Chant XII : Le Choeur : "Viens ici ! Viens à nous ! Ulysse tant vanté ! l'honneur de l'Achaïe !... Arrête ton croiseur et viens écouter nos voix ! Jamais un noir vaisseaux n'a doublé notre cap, sans ouïr les doux airs qui sortent de nos lèvres; puis on s'en va content et plus riche en savoir, car nous savons les maux, tous les maux que les dieux, dans les champs de Troade, ont infligé aux gens d'Argos et de Troie, et nous savons aussi tout ce que voit passer la terre nourricière."
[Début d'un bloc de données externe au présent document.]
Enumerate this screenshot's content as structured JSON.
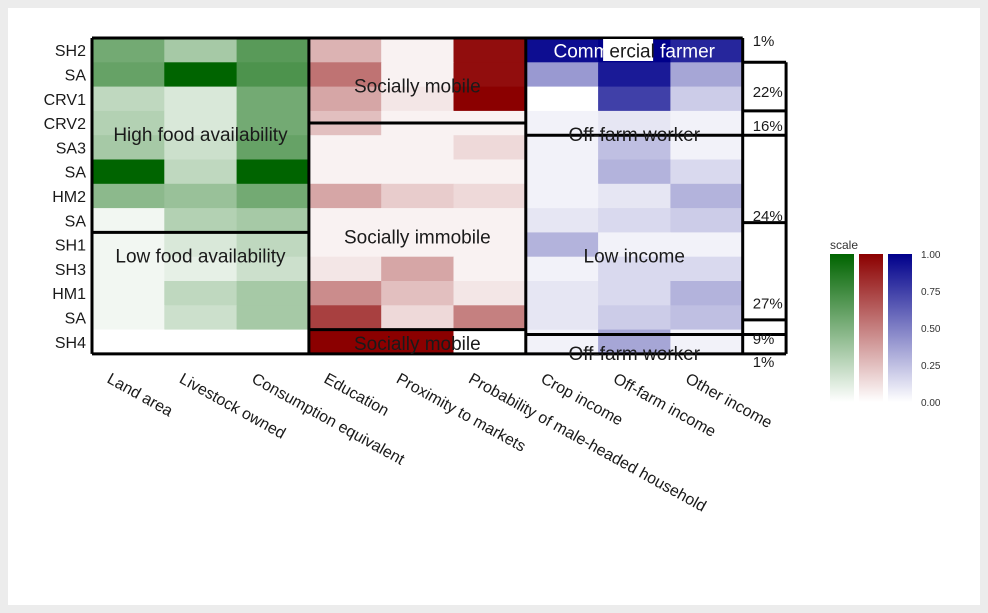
{
  "chart_data": {
    "type": "heatmap",
    "rows": [
      "SH2",
      "SA",
      "CRV1",
      "CRV2",
      "SA3",
      "SA",
      "HM2",
      "SA",
      "SH1",
      "SH3",
      "HM1",
      "SA",
      "SH4"
    ],
    "columns": [
      "Land area",
      "Livestock owned",
      "Consumption equivalent",
      "Education",
      "Proximity to markets",
      "Probability of male-headed household",
      "Crop income",
      "Off-farm income",
      "Other income"
    ],
    "column_palettes": [
      "green",
      "green",
      "green",
      "red",
      "red",
      "red",
      "blue",
      "blue",
      "blue"
    ],
    "palette_colors": {
      "green": "#006400",
      "red": "#8b0000",
      "blue": "#00008b"
    },
    "values": [
      [
        0.55,
        0.35,
        0.65,
        0.3,
        0.05,
        0.95,
        0.95,
        1.0,
        0.85
      ],
      [
        0.6,
        1.0,
        0.7,
        0.55,
        0.05,
        0.95,
        0.4,
        0.9,
        0.35
      ],
      [
        0.25,
        0.15,
        0.55,
        0.35,
        0.1,
        1.0,
        0.0,
        0.75,
        0.2
      ],
      [
        0.3,
        0.15,
        0.55,
        0.25,
        0.05,
        0.05,
        0.05,
        0.1,
        0.05
      ],
      [
        0.35,
        0.2,
        0.6,
        0.05,
        0.05,
        0.15,
        0.05,
        0.25,
        0.05
      ],
      [
        1.0,
        0.25,
        1.0,
        0.05,
        0.05,
        0.05,
        0.05,
        0.3,
        0.15
      ],
      [
        0.45,
        0.4,
        0.55,
        0.35,
        0.2,
        0.15,
        0.05,
        0.1,
        0.3
      ],
      [
        0.05,
        0.3,
        0.35,
        0.05,
        0.05,
        0.05,
        0.1,
        0.15,
        0.2
      ],
      [
        0.05,
        0.15,
        0.25,
        0.05,
        0.05,
        0.05,
        0.3,
        0.05,
        0.05
      ],
      [
        0.05,
        0.1,
        0.2,
        0.1,
        0.35,
        0.05,
        0.05,
        0.15,
        0.15
      ],
      [
        0.05,
        0.25,
        0.35,
        0.45,
        0.25,
        0.1,
        0.1,
        0.15,
        0.3
      ],
      [
        0.05,
        0.2,
        0.35,
        0.75,
        0.15,
        0.5,
        0.1,
        0.2,
        0.25
      ],
      [
        0.0,
        0.0,
        0.0,
        1.0,
        1.0,
        0.0,
        0.05,
        0.35,
        0.05
      ]
    ],
    "overlay_labels": [
      "High food availability",
      "Low food availability",
      "Socially mobile",
      "Socially immobile",
      "Socially mobile",
      "Commercial farmer",
      "Off-farm worker",
      "Low income",
      "Off-farm worker"
    ],
    "percentages": [
      "1%",
      "22%",
      "16%",
      "24%",
      "27%",
      "9%",
      "1%"
    ],
    "legend": {
      "title": "scale",
      "ticks": [
        "1.00",
        "0.75",
        "0.50",
        "0.25",
        "0.00"
      ]
    },
    "scale_range": [
      0,
      1
    ]
  }
}
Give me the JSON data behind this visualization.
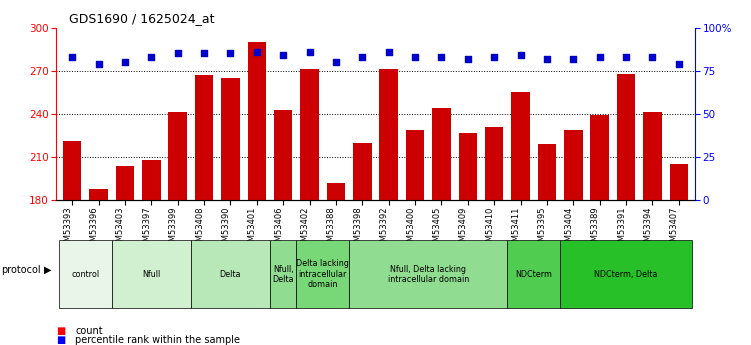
{
  "title": "GDS1690 / 1625024_at",
  "samples": [
    "GSM53393",
    "GSM53396",
    "GSM53403",
    "GSM53397",
    "GSM53399",
    "GSM53408",
    "GSM53390",
    "GSM53401",
    "GSM53406",
    "GSM53402",
    "GSM53388",
    "GSM53398",
    "GSM53392",
    "GSM53400",
    "GSM53405",
    "GSM53409",
    "GSM53410",
    "GSM53411",
    "GSM53395",
    "GSM53404",
    "GSM53389",
    "GSM53391",
    "GSM53394",
    "GSM53407"
  ],
  "counts": [
    221,
    188,
    204,
    208,
    241,
    267,
    265,
    290,
    243,
    271,
    192,
    220,
    271,
    229,
    244,
    227,
    231,
    255,
    219,
    229,
    239,
    268,
    241,
    205
  ],
  "percentile_ranks": [
    83,
    79,
    80,
    83,
    85,
    85,
    85,
    86,
    84,
    86,
    80,
    83,
    86,
    83,
    83,
    82,
    83,
    84,
    82,
    82,
    83,
    83,
    83,
    79
  ],
  "ylim_left": [
    180,
    300
  ],
  "ylim_right": [
    0,
    100
  ],
  "yticks_left": [
    180,
    210,
    240,
    270,
    300
  ],
  "yticks_right": [
    0,
    25,
    50,
    75,
    100
  ],
  "bar_color": "#cc0000",
  "dot_color": "#0000cc",
  "protocol_groups": [
    {
      "label": "control",
      "start": 0,
      "end": 2,
      "color": "#e8f5e8"
    },
    {
      "label": "Nfull",
      "start": 2,
      "end": 5,
      "color": "#d0f0d0"
    },
    {
      "label": "Delta",
      "start": 5,
      "end": 8,
      "color": "#b8e8b8"
    },
    {
      "label": "Nfull,\nDelta",
      "start": 8,
      "end": 9,
      "color": "#90dc90"
    },
    {
      "label": "Delta lacking\nintracellular\ndomain",
      "start": 9,
      "end": 11,
      "color": "#78d878"
    },
    {
      "label": "Nfull, Delta lacking\nintracellular domain",
      "start": 11,
      "end": 17,
      "color": "#90dc90"
    },
    {
      "label": "NDCterm",
      "start": 17,
      "end": 19,
      "color": "#50cc50"
    },
    {
      "label": "NDCterm, Delta",
      "start": 19,
      "end": 24,
      "color": "#28c028"
    }
  ],
  "background_color": "#ffffff"
}
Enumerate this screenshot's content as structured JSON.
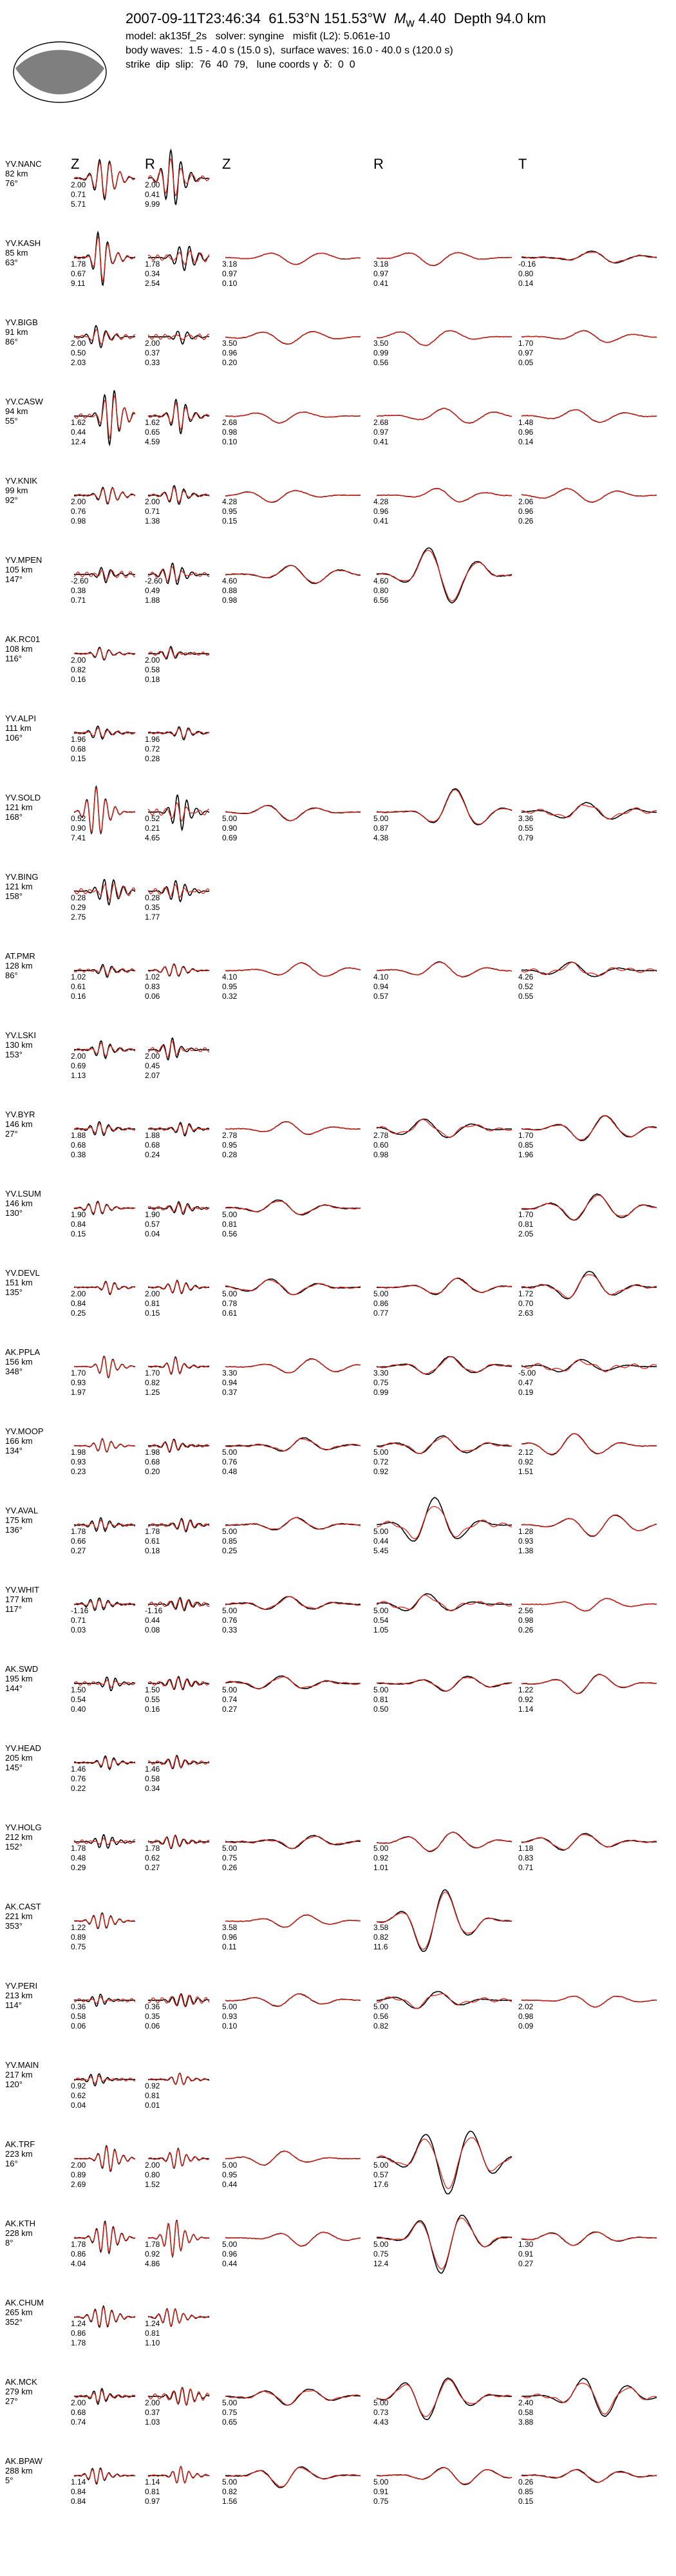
{
  "header": {
    "event": "2007-09-11T23:46:34  61.53°N 151.53°W",
    "mw_label": "M",
    "mw_sub": "w",
    "mw_value": "4.40",
    "depth": "Depth 94.0 km",
    "line2": "model: ak135f_2s   solver: syngine   misfit (L2): 5.061e-10",
    "line3": "body waves:  1.5 - 4.0 s (15.0 s),  surface waves: 16.0 - 40.0 s (120.0 s)",
    "line4": "strike  dip  slip:  76  40  79,   lune coords γ  δ:  0  0"
  },
  "colors": {
    "data": "#000000",
    "synthetic": "#e0261b",
    "beachball": "#7f7f7f"
  },
  "columns": [
    "Z",
    "R",
    "Z",
    "R",
    "T"
  ],
  "chart_data": {
    "type": "waveform-grid",
    "stations": [
      {
        "name": "YV.NANC",
        "dist": "82 km",
        "az": "76°",
        "traces": [
          [
            "2.00",
            "0.71",
            "5.71"
          ],
          [
            "2.00",
            "0.41",
            "9.99"
          ],
          null,
          null,
          null
        ]
      },
      {
        "name": "YV.KASH",
        "dist": "85 km",
        "az": "63°",
        "traces": [
          [
            "1.78",
            "0.67",
            "9.11"
          ],
          [
            "1.78",
            "0.34",
            "2.54"
          ],
          [
            "3.18",
            "0.97",
            "0.10"
          ],
          [
            "3.18",
            "0.97",
            "0.41"
          ],
          [
            "-0.16",
            "0.80",
            "0.14"
          ]
        ]
      },
      {
        "name": "YV.BIGB",
        "dist": "91 km",
        "az": "86°",
        "traces": [
          [
            "2.00",
            "0.50",
            "2.03"
          ],
          [
            "2.00",
            "0.37",
            "0.33"
          ],
          [
            "3.50",
            "0.96",
            "0.20"
          ],
          [
            "3.50",
            "0.99",
            "0.56"
          ],
          [
            "1.70",
            "0.97",
            "0.05"
          ]
        ]
      },
      {
        "name": "YV.CASW",
        "dist": "94 km",
        "az": "55°",
        "traces": [
          [
            "1.62",
            "0.44",
            "12.4"
          ],
          [
            "1.62",
            "0.65",
            "4.59"
          ],
          [
            "2.68",
            "0.98",
            "0.10"
          ],
          [
            "2.68",
            "0.97",
            "0.41"
          ],
          [
            "1.48",
            "0.96",
            "0.14"
          ]
        ]
      },
      {
        "name": "YV.KNIK",
        "dist": "99 km",
        "az": "92°",
        "traces": [
          [
            "2.00",
            "0.76",
            "0.98"
          ],
          [
            "2.00",
            "0.71",
            "1.38"
          ],
          [
            "4.28",
            "0.95",
            "0.15"
          ],
          [
            "4.28",
            "0.96",
            "0.41"
          ],
          [
            "2.06",
            "0.96",
            "0.26"
          ]
        ]
      },
      {
        "name": "YV.MPEN",
        "dist": "105 km",
        "az": "147°",
        "traces": [
          [
            "-2.60",
            "0.38",
            "0.71"
          ],
          [
            "-2.60",
            "0.49",
            "1.88"
          ],
          [
            "4.60",
            "0.88",
            "0.98"
          ],
          [
            "4.60",
            "0.80",
            "6.56"
          ],
          null
        ]
      },
      {
        "name": "AK.RC01",
        "dist": "108 km",
        "az": "116°",
        "traces": [
          [
            "2.00",
            "0.82",
            "0.16"
          ],
          [
            "2.00",
            "0.58",
            "0.18"
          ],
          null,
          null,
          null
        ]
      },
      {
        "name": "YV.ALPI",
        "dist": "111 km",
        "az": "106°",
        "traces": [
          [
            "1.96",
            "0.68",
            "0.15"
          ],
          [
            "1.96",
            "0.72",
            "0.28"
          ],
          null,
          null,
          null
        ]
      },
      {
        "name": "YV.SOLD",
        "dist": "121 km",
        "az": "168°",
        "traces": [
          [
            "0.52",
            "0.90",
            "7.41"
          ],
          [
            "0.52",
            "0.21",
            "4.65"
          ],
          [
            "5.00",
            "0.90",
            "0.69"
          ],
          [
            "5.00",
            "0.87",
            "4.38"
          ],
          [
            "3.36",
            "0.55",
            "0.79"
          ]
        ]
      },
      {
        "name": "YV.BING",
        "dist": "121 km",
        "az": "158°",
        "traces": [
          [
            "0.28",
            "0.29",
            "2.75"
          ],
          [
            "0.28",
            "0.35",
            "1.77"
          ],
          null,
          null,
          null
        ]
      },
      {
        "name": "AT.PMR",
        "dist": "128 km",
        "az": "86°",
        "traces": [
          [
            "1.02",
            "0.61",
            "0.16"
          ],
          [
            "1.02",
            "0.83",
            "0.06"
          ],
          [
            "4.10",
            "0.95",
            "0.32"
          ],
          [
            "4.10",
            "0.94",
            "0.57"
          ],
          [
            "4.26",
            "0.52",
            "0.55"
          ]
        ]
      },
      {
        "name": "YV.LSKI",
        "dist": "130 km",
        "az": "153°",
        "traces": [
          [
            "2.00",
            "0.69",
            "1.13"
          ],
          [
            "2.00",
            "0.45",
            "2.07"
          ],
          null,
          null,
          null
        ]
      },
      {
        "name": "YV.BYR",
        "dist": "146 km",
        "az": "27°",
        "traces": [
          [
            "1.88",
            "0.68",
            "0.38"
          ],
          [
            "1.88",
            "0.68",
            "0.24"
          ],
          [
            "2.78",
            "0.95",
            "0.28"
          ],
          [
            "2.78",
            "0.60",
            "0.98"
          ],
          [
            "1.70",
            "0.85",
            "1.96"
          ]
        ]
      },
      {
        "name": "YV.LSUM",
        "dist": "146 km",
        "az": "130°",
        "traces": [
          [
            "1.90",
            "0.84",
            "0.15"
          ],
          [
            "1.90",
            "0.57",
            "0.04"
          ],
          [
            "5.00",
            "0.81",
            "0.56"
          ],
          null,
          [
            "1.70",
            "0.81",
            "2.05"
          ]
        ]
      },
      {
        "name": "YV.DEVL",
        "dist": "151 km",
        "az": "135°",
        "traces": [
          [
            "2.00",
            "0.84",
            "0.25"
          ],
          [
            "2.00",
            "0.81",
            "0.15"
          ],
          [
            "5.00",
            "0.78",
            "0.61"
          ],
          [
            "5.00",
            "0.86",
            "0.77"
          ],
          [
            "1.72",
            "0.70",
            "2.63"
          ]
        ]
      },
      {
        "name": "AK.PPLA",
        "dist": "156 km",
        "az": "348°",
        "traces": [
          [
            "1.70",
            "0.93",
            "1.97"
          ],
          [
            "1.70",
            "0.82",
            "1.25"
          ],
          [
            "3.30",
            "0.94",
            "0.37"
          ],
          [
            "3.30",
            "0.75",
            "0.99"
          ],
          [
            "-5.00",
            "0.47",
            "0.19"
          ]
        ]
      },
      {
        "name": "YV.MOOP",
        "dist": "166 km",
        "az": "134°",
        "traces": [
          [
            "1.98",
            "0.93",
            "0.23"
          ],
          [
            "1.98",
            "0.68",
            "0.20"
          ],
          [
            "5.00",
            "0.76",
            "0.48"
          ],
          [
            "5.00",
            "0.72",
            "0.92"
          ],
          [
            "2.12",
            "0.92",
            "1.51"
          ]
        ]
      },
      {
        "name": "YV.AVAL",
        "dist": "175 km",
        "az": "136°",
        "traces": [
          [
            "1.78",
            "0.66",
            "0.27"
          ],
          [
            "1.78",
            "0.61",
            "0.18"
          ],
          [
            "5.00",
            "0.85",
            "0.25"
          ],
          [
            "5.00",
            "0.44",
            "5.45"
          ],
          [
            "1.28",
            "0.93",
            "1.38"
          ]
        ]
      },
      {
        "name": "YV.WHIT",
        "dist": "177 km",
        "az": "117°",
        "traces": [
          [
            "-1.16",
            "0.71",
            "0.03"
          ],
          [
            "-1.16",
            "0.44",
            "0.08"
          ],
          [
            "5.00",
            "0.76",
            "0.33"
          ],
          [
            "5.00",
            "0.54",
            "1.05"
          ],
          [
            "2.56",
            "0.98",
            "0.26"
          ]
        ]
      },
      {
        "name": "AK.SWD",
        "dist": "195 km",
        "az": "144°",
        "traces": [
          [
            "1.50",
            "0.54",
            "0.40"
          ],
          [
            "1.50",
            "0.55",
            "0.16"
          ],
          [
            "5.00",
            "0.74",
            "0.27"
          ],
          [
            "5.00",
            "0.81",
            "0.50"
          ],
          [
            "1.22",
            "0.92",
            "1.14"
          ]
        ]
      },
      {
        "name": "YV.HEAD",
        "dist": "205 km",
        "az": "145°",
        "traces": [
          [
            "1.46",
            "0.76",
            "0.22"
          ],
          [
            "1.46",
            "0.58",
            "0.34"
          ],
          null,
          null,
          null
        ]
      },
      {
        "name": "YV.HOLG",
        "dist": "212 km",
        "az": "152°",
        "traces": [
          [
            "1.78",
            "0.48",
            "0.29"
          ],
          [
            "1.78",
            "0.62",
            "0.27"
          ],
          [
            "5.00",
            "0.75",
            "0.26"
          ],
          [
            "5.00",
            "0.92",
            "1.01"
          ],
          [
            "1.18",
            "0.83",
            "0.71"
          ]
        ]
      },
      {
        "name": "AK.CAST",
        "dist": "221 km",
        "az": "353°",
        "traces": [
          [
            "1.22",
            "0.89",
            "0.75"
          ],
          null,
          [
            "3.58",
            "0.96",
            "0.11"
          ],
          [
            "3.58",
            "0.82",
            "11.6"
          ],
          null
        ]
      },
      {
        "name": "YV.PERI",
        "dist": "213 km",
        "az": "114°",
        "traces": [
          [
            "0.36",
            "0.58",
            "0.06"
          ],
          [
            "0.36",
            "0.35",
            "0.06"
          ],
          [
            "5.00",
            "0.93",
            "0.10"
          ],
          [
            "5.00",
            "0.56",
            "0.82"
          ],
          [
            "2.02",
            "0.98",
            "0.09"
          ]
        ]
      },
      {
        "name": "YV.MAIN",
        "dist": "217 km",
        "az": "120°",
        "traces": [
          [
            "0.92",
            "0.62",
            "0.04"
          ],
          [
            "0.92",
            "0.81",
            "0.01"
          ],
          null,
          null,
          null
        ]
      },
      {
        "name": "AK.TRF",
        "dist": "223 km",
        "az": "16°",
        "traces": [
          [
            "2.00",
            "0.89",
            "2.69"
          ],
          [
            "2.00",
            "0.80",
            "1.52"
          ],
          [
            "5.00",
            "0.95",
            "0.44"
          ],
          [
            "5.00",
            "0.57",
            "17.6"
          ],
          null
        ]
      },
      {
        "name": "AK.KTH",
        "dist": "228 km",
        "az": "8°",
        "traces": [
          [
            "1.78",
            "0.86",
            "4.04"
          ],
          [
            "1.78",
            "0.92",
            "4.86"
          ],
          [
            "5.00",
            "0.96",
            "0.44"
          ],
          [
            "5.00",
            "0.75",
            "12.4"
          ],
          [
            "1.30",
            "0.91",
            "0.27"
          ]
        ]
      },
      {
        "name": "AK.CHUM",
        "dist": "265 km",
        "az": "352°",
        "traces": [
          [
            "1.24",
            "0.86",
            "1.78"
          ],
          [
            "1.24",
            "0.81",
            "1.10"
          ],
          null,
          null,
          null
        ]
      },
      {
        "name": "AK.MCK",
        "dist": "279 km",
        "az": "27°",
        "traces": [
          [
            "2.00",
            "0.68",
            "0.74"
          ],
          [
            "2.00",
            "0.37",
            "1.03"
          ],
          [
            "5.00",
            "0.75",
            "0.65"
          ],
          [
            "5.00",
            "0.73",
            "4.43"
          ],
          [
            "2.40",
            "0.58",
            "3.88"
          ]
        ]
      },
      {
        "name": "AK.BPAW",
        "dist": "288 km",
        "az": "5°",
        "traces": [
          [
            "1.14",
            "0.84",
            "0.84"
          ],
          [
            "1.14",
            "0.81",
            "0.97"
          ],
          [
            "5.00",
            "0.82",
            "1.56"
          ],
          [
            "5.00",
            "0.91",
            "0.75"
          ],
          [
            "0.26",
            "0.85",
            "0.15"
          ]
        ]
      }
    ]
  }
}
Llewyn Davis, un anti-héros
Mais le pouvoir de Llewyn est limité. Si on reconnait son talent, Llewyn n'arrive pas à percer (c'est tout le sujet du film, et je ne vous dirai pas si il y parvient). Il se heurte continuellement aux hommes eux-même qui lui disent "coco, t'as le truc, mais t'es pas vendeur". Il y a une critique de notre monde contemporain. Comme si le chanteur était un anachronisme. Un être "trop" grand, "trop" héroïque pour arriver à s'exprimer totalement.
J'y suis pour rien si Youtube reprend la même image qu'en haut !
Ulysse pour le coup est totalement intégrée dans son monde. Il est un chef, un exemple à suivre. D'ailleurs lorsqu'on ne l'écoute pas la sanction est immédiate. C'est la mort. Le Chant I exprime clairement la responsabilité des hommes . Zeus expliquent que les hommes sont les propres artisans de leur malheur.
Chant I : Zeus : "Ah! Misère ! Ecoutez les mortels mettre en cause les dieux ! C'est de nous, disent-ils, que leur viennent les maux, quand eux, en vérité, par leur propre sottise, aggravent les malheurs assignés par le sort."
Ainsi, que ce soit l'équipage d'Ulysse ou les prétendants, tous connaissent la mort car ils ne respectent pas la "loi" qui consiste à exécuter les ordres de leur roi. La parole du roi est en accord avec les règles de la nature comme le confirme Zeus et le Choeur. Les hommes et les dieux sont soumis au "Sort", à la "Fortune". C'est elle qui guide les destinées. Mais les hommes ont le choix. Ils sont donc responsables de leur malheur. Ulysse est l'exemple de l'homme qui malgré un coup du sort se relève, tandis que l'équipage est celui d'une humanité qui persiste dans l'erreur.
Dad is home !
Le monde n'a de cesse de rappeler à Llewyn Davis qu'il est un anachronisme. Que sa liberté forcenée n'a pas lieu d'être dans l'Amérique des années 50. Là encore la charge n'est pas anodine. Elle est très lourde. Les Cohen adresse une critique à l'archétype américain du "clochard céleste" de Jack Kerouac. N'est-il pas lui même l'auteur d'une Odyssée moderne : Sur la route, qui fonda le genre road-trip ?
Les frères Cohen dresse donc l'Odyssée d'un personnage, mais aussi d'une certaine Amérique.Ils avaient rencontré le succès avec No Country for Old Men tiré du livre de McCarty dont les oeuvres sont une critique de ce libéralisme amorcée par les beatniks dans les années 50.